MADELEINE, la retenant.

Le secret du trésor ? car, tes amis sont dans le besoin, et, toi-même, il te faut vivre là-bas.

OCTAVIE.

Pardonne-moi... mais... c’est bizarre ! Tu es ma sincère amie, je crois en toi comme en moi-même... Eh bien, j’hésite... mon cœur se serre au moment de te parler, comme si j’allais commettre un sacrilège... Comme si j’allais trahir mon père.

MADELEINE.

Octavie !

OCTAVIE.

Pardonne, je t’offense... c’est fini... c’est fini.

MADELEINE.

Tu m’as fait bien du mal.

OCTAVIE.

Écoute ! à Montbarrois, dans le grand caveau où nous avons prié ensemble tant de fois, on s’approche du lion de pierre, on plonge la main dans sa gueule béante, on rencontre le ressort, qui fait ouvrir une porte pratiquée dans le piédestal : Le trésor est là.

MADELEINE, se jette à son cou, puis tout à coup.

Silence, on vient !

 

 

Scène VIII

 

COLINCAMP, caché, MADELEINE, OCTAVIE, GUINROUËT, ARMAND

 

MADELEINE.

Monsieur Guinrouët, monsieur Armand, il n’y a pas un instant à perdre. J’ai de graves inquiétudes, que je communiquais à ma chère Madeleine, il faut qu’elle parte... Il le faut.

GUINROUËT.

Nous sommes prêts à l’accompagner jusqu’au port.

MADELEINE.

Gardez-vous en bien : ce serait donner une importance significative à ce départ, qui doit s’effectuer secrètement, sans bruit.

ARMAND.

Mais mademoiselle ne peut, toute seule, traverser le pays ?

OCTAVIE.

Sans doute.

MADELEINE.

Comme il vous plaira : seulement, je vous rends responsables de ce qui peut lui arriver.

OCTAVIE.

Oh !

ARMAND.

J’en réponds !

GUINROUËT.

Assez.
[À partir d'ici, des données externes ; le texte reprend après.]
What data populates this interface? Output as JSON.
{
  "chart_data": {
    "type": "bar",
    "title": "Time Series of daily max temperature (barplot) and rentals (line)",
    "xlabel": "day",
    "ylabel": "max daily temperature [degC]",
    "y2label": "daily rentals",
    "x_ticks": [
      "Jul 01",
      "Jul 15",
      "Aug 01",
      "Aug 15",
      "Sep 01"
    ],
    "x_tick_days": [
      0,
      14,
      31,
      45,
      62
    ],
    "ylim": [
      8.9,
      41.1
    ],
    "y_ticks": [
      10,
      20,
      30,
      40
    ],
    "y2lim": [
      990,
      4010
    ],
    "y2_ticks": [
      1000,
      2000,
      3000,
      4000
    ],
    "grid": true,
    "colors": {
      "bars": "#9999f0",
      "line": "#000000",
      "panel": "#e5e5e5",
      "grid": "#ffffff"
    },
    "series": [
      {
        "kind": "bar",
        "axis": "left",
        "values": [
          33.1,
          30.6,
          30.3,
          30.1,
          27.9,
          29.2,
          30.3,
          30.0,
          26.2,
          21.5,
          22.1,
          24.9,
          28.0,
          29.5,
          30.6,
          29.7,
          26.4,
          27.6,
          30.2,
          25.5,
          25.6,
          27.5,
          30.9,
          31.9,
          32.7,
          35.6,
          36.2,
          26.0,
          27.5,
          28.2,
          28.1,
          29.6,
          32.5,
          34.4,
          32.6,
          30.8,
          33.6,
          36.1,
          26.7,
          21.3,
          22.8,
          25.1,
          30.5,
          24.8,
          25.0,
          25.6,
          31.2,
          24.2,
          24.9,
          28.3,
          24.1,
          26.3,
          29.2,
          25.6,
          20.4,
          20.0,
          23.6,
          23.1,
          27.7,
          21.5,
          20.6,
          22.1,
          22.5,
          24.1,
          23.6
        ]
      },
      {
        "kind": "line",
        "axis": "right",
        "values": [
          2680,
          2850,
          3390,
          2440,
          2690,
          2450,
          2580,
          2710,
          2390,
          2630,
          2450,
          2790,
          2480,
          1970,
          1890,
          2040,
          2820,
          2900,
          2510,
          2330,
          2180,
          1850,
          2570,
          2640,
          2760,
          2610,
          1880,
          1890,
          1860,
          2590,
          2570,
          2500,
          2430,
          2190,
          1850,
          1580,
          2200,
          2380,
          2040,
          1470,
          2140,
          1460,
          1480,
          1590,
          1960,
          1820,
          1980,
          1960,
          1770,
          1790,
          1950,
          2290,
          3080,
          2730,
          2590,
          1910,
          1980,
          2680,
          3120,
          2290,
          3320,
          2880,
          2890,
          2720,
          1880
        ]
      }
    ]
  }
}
Obéissons à notre demoiselle : elle en sait plus que nous.

OCTAVIE.

C’est bien cruel pourtant !

MADELEINE.

Toi, ton salut avant tout ; embrasse-moi, mon escorte s’impatiente.

OCTAVIE.

Souviens-toi bien !

MADELEINE.

De tout... de tout... adieu.

OCTAVIE.

Non ; dis-moi donc : au revoir ! dis-moi : à bientôt !

MADELEINE.

À bientôt... à bientôt... du courage... allons, pars !

ARMAND.

Jusqu’aux limites de la lande, au moins ; pas plus loin !

MADELEINE.

Oui, allez.

Ils partent à droite.

Enfin, elle est partie !

À ses gens.

Allons.

Elle sort à gauche.

 

 

Scène IX

 

COLINCAMP, seul, puis MADAME DUTOUR et puis DEUX HOMMES

 

Colincamp sort de la charrette, regarde des deux côtés. Les deux hommes de la scène VI accourent et viennent lui parler bas, au fond de la scène.

MADAME DUTOUR, arrive échevelée, furieuse.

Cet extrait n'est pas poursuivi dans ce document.